Evaluation of reference genes

The raw data of qRT-PCR were obtained by the CFX equipment software, the average Cq values were used for further analyses. The expression stability of candidate reference genes was evaluated with three algorithms namely geNorm v3.5 (https://genorm.cmgg.be/)15, NormFinder v0.953 (https://moma.dk/normfinder-software)16, and BestKeeper v1.0 (https://www.gene-quantification.de/bestkeeper.html)17, and then a comprehensive ranking was obtained by the RefFinder program (http://blooge.cn/RefFinder). The analysis methods of these programs were the same as those described in previous study13.
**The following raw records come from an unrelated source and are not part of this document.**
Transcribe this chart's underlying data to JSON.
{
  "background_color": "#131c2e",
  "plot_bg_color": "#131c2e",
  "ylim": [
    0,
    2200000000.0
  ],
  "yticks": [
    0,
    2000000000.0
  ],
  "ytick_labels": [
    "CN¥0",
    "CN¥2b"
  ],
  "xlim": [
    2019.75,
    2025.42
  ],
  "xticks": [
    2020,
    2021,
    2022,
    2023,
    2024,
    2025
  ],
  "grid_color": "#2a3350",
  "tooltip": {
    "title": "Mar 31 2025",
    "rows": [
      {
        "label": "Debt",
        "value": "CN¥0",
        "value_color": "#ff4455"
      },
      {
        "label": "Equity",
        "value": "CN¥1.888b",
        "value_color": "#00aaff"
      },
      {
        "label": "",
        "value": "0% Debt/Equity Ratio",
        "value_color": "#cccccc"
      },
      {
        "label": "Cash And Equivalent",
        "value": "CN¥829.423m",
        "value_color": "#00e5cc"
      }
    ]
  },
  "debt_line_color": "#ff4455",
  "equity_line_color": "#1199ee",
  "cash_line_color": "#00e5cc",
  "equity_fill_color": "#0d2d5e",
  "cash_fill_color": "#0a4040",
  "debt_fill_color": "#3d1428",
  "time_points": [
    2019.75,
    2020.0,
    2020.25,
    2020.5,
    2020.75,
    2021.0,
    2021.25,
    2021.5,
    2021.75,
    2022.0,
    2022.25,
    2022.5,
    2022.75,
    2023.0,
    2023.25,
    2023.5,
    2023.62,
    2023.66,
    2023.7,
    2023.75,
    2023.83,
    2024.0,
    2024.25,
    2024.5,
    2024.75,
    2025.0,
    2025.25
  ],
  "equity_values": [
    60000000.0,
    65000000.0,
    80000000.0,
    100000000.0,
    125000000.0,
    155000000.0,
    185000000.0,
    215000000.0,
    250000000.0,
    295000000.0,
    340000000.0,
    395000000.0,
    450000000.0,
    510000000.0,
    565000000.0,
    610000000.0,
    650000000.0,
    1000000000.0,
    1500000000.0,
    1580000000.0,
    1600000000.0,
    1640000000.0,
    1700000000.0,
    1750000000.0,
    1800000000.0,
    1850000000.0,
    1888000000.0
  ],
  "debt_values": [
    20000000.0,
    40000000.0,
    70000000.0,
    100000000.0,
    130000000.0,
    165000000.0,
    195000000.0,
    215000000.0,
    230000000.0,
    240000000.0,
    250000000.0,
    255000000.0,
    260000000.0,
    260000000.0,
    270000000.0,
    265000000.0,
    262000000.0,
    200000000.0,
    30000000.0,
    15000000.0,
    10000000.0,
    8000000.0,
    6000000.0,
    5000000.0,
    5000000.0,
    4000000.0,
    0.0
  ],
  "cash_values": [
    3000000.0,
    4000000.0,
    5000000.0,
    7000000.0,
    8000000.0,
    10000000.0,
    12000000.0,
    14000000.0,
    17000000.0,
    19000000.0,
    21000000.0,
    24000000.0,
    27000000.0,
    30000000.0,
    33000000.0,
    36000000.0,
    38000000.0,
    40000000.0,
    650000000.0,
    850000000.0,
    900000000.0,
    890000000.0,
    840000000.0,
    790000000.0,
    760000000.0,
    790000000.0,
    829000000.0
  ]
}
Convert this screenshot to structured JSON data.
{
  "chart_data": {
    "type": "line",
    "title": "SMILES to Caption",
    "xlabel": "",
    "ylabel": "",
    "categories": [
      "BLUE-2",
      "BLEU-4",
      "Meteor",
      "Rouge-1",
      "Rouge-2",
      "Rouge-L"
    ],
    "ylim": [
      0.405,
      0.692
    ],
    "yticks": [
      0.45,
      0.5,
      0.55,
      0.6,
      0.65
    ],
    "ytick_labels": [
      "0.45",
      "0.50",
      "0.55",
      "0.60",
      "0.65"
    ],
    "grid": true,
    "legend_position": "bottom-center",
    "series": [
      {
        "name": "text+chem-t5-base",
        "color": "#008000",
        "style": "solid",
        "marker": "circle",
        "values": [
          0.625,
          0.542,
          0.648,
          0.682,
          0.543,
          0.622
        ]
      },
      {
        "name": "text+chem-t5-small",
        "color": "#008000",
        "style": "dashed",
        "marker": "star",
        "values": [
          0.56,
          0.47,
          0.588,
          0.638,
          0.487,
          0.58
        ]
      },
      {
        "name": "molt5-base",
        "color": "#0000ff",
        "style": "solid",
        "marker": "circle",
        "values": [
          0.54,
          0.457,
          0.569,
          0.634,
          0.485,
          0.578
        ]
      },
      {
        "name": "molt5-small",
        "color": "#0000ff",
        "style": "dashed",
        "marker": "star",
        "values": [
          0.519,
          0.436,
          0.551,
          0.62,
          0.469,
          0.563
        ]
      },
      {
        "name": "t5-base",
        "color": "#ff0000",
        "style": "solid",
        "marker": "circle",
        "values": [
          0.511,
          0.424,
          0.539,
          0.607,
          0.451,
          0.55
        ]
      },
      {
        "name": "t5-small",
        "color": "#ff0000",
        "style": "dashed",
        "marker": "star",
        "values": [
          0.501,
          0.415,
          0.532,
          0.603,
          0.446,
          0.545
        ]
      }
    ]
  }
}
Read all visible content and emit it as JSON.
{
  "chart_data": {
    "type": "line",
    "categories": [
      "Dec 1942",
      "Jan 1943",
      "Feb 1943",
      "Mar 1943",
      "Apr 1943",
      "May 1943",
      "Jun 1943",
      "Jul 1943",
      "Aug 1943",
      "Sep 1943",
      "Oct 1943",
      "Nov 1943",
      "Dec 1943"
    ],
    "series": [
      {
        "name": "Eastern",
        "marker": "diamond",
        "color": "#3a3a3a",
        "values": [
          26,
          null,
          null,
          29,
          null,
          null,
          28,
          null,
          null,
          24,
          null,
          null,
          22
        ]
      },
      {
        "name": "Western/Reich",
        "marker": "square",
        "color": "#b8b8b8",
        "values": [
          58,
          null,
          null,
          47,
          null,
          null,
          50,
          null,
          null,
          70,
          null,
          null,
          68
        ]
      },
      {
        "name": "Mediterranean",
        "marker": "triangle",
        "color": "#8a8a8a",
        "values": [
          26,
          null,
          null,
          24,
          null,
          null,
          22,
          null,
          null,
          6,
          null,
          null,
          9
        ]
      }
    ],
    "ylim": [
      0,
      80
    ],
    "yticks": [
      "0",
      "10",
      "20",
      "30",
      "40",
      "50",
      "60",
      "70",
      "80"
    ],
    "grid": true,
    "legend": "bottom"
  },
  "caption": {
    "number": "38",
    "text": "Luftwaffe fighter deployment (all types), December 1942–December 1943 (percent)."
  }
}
Validation of reference genes

To verify the stability of reference genes, qRT-PCR was performed to detect the expression patterns of Cellulose synthase gene AeCesA4 in different tissue samples (root, stem, leaf, flower and pod) and pods at different developmental stages. The relative expression level of AeCesA4 was calculated by 2−ΔΔct method34. One-way analysis of variance (ANOVA) test was applied to analyze significant differences among the reference genes using SPSS statistical software 19 (p < 0.05, Duncan’s multiple range tests)30.